У нее был низкий, как бы ниспадающий голос. В начале строфы он набирал высоту и скользил вниз, замирая почти в шепоте. Такую манеру не назовешь «завыванием», но и на чтецкую она не походила: смысловые подробности не выделялись, слушатель схватывал мелодию всей строфы. Она не модулировала оттенки смысла — звук был полный и глубокий. Чтение Ахматовой чаще всего сравнивали со священнодействием. Она точно уловила необходимый ей стиль, производя впечатление сдержанного величия…
Тишина, и вдруг публика взорвалась криком: «Браво!» «Еще! Еще!» — скандировали зрители. К ней кинулся господин в смокинге и с розой в бокале шампанского:
— Позвольте объясниться вам в любви! Мы видимся впервые… Возможно, вам покажется странным…
— Впервые?! Удивительно, что вы не упомянули о пирамидах!.. Обыкновенно в таких случаях говорят, что мы, мол, с вами встречались еще у пирамид при Рамсесе Втором. Неужели не помните? — парировала Анна, ее реплику оценили взрывом смеха.
…Мандельштаму Анна Андреевна пророчески предрекла: «это наш первый поэт». И он не остался к ней равнодушен. Написал «портрет» Ахматовой, читающей стихи в «Собаке»:
«Ваши стихи можно удалить из моего мозга только хирургическим путем», — сказал Анне юный поэт. Они подружились на многие годы. Долгая дружба связывала ее и с женой Мандельштама Надеждой Яковлевной…
На посиделках в «Башне» Иванова среди снобов, все никак не могущих разделиться на футуристов, акмеистов и символистов, она еще испытывала комплекс «дворняжьей» породы. Уж больно все умные и горазды говорить красиво — о программах своих, манифестах, как иронично заметил Гумилев, «для будущих занудных исследователей» (в этом смысле куда ближе к истине Цветаева, отрицавшая всякое формалистическое деление поэтов, кроме как на хороших и плохих).
А в прокуренном подвальчике у Анны был свой зритель, именно тот, не искушенный авангардным искусством «фармацевт», предпочитавший стихи балету или музыке. Зритель, конечно, не с улицы. Большей частью — интеллигенция Петербурга.
Красавицей Анна не была, она, как считали ее поклонники, была больше чем красавица. Молодая Гумильвица даже среди красоток, собиравшихся в «Собаке», привлекала внимание своей нестандартной одухотворенностью, «отделенностью ото всех». Какая уж тут «дворняжка» — самая аристократическая порода заявляла о себе в манере двигаться, острить, молчать.
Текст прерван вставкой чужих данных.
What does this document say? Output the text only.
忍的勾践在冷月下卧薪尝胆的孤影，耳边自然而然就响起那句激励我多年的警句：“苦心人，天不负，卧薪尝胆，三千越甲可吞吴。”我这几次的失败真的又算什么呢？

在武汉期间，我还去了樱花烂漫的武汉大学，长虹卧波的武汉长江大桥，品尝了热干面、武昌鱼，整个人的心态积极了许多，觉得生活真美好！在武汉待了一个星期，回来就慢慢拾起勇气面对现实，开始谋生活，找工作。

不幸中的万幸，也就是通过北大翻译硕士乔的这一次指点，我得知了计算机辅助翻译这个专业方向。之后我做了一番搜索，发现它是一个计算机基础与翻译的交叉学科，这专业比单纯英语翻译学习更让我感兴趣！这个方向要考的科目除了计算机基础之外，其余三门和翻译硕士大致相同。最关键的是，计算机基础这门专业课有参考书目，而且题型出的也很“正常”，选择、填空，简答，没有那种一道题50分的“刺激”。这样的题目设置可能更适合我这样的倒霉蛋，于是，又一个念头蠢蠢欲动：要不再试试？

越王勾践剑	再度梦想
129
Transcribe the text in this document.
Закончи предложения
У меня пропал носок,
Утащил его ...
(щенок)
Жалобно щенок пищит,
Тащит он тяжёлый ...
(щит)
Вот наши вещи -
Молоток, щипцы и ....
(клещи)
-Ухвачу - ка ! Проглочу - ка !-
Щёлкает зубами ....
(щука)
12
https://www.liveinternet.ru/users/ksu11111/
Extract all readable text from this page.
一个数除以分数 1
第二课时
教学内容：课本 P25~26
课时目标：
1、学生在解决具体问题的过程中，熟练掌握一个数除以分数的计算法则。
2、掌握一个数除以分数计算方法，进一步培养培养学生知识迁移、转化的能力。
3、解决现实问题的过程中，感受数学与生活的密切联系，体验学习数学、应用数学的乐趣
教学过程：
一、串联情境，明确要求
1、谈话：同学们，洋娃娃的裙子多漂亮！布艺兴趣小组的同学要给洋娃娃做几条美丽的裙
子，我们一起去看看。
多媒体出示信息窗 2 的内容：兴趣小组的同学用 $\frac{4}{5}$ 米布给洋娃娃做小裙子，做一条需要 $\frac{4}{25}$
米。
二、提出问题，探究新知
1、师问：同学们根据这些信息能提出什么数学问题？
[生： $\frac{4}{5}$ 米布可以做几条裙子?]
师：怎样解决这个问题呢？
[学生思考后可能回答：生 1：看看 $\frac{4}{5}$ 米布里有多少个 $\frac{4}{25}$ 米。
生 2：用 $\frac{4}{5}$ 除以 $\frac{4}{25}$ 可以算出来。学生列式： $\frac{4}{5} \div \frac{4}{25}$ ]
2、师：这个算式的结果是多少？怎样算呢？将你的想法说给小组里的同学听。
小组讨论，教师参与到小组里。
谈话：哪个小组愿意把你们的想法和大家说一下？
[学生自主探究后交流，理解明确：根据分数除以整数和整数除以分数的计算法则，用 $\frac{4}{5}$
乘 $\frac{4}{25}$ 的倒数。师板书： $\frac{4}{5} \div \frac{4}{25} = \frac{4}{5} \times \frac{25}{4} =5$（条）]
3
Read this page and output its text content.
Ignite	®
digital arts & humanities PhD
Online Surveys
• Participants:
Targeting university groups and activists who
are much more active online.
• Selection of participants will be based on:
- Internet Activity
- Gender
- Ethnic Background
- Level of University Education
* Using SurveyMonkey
Но конечно же у полупьяной, талантливой, шумной, валяющей дурака «Собаки» был сильный душок «кабака и вульгарности», как справедливо считали снобы. Блок, брезгливо «Собаки» сторонившийся, литературовед-аристократ Недоброво и прочие солидные мэтры сюда не заходили. Анна ощущала этот пошловатый, рисковый привкус увеселений. Он ей нравился, но отмежеваться от бесшабашного веселья она считала необходимым. Ведь у нее совсем иной полет. «Вечно и всюду чужая», — писал Гумилев. Значит, надо держать марку. Становясь примадонной «Собаки», Ахматова старалась сохранить манеру отстраненности и аристократической строгости. Но не лишала себя эксцентричных выпадов и амурных радостей. Поднявшись из-за стола, могла сделать «змейку» — обвить стул изогнутым, ноги к голове, телом. Ее гибкость, как и тонкость кости, — совершенно исключительная, ошеломляла многих. Однако смелые трюки не исключали довольно резкого тона с теми, кто, как считала Ахматова, позволял себе амикошонство.
Юный Маяковский однажды, держа ее хрупкую руку в своей огромной пятерне, громко восхитился:
— Пальчики-то, пальчики-то! Боже ты мой!
Ахматова нахмурилась и отвернулась. Таких манер она не принимала.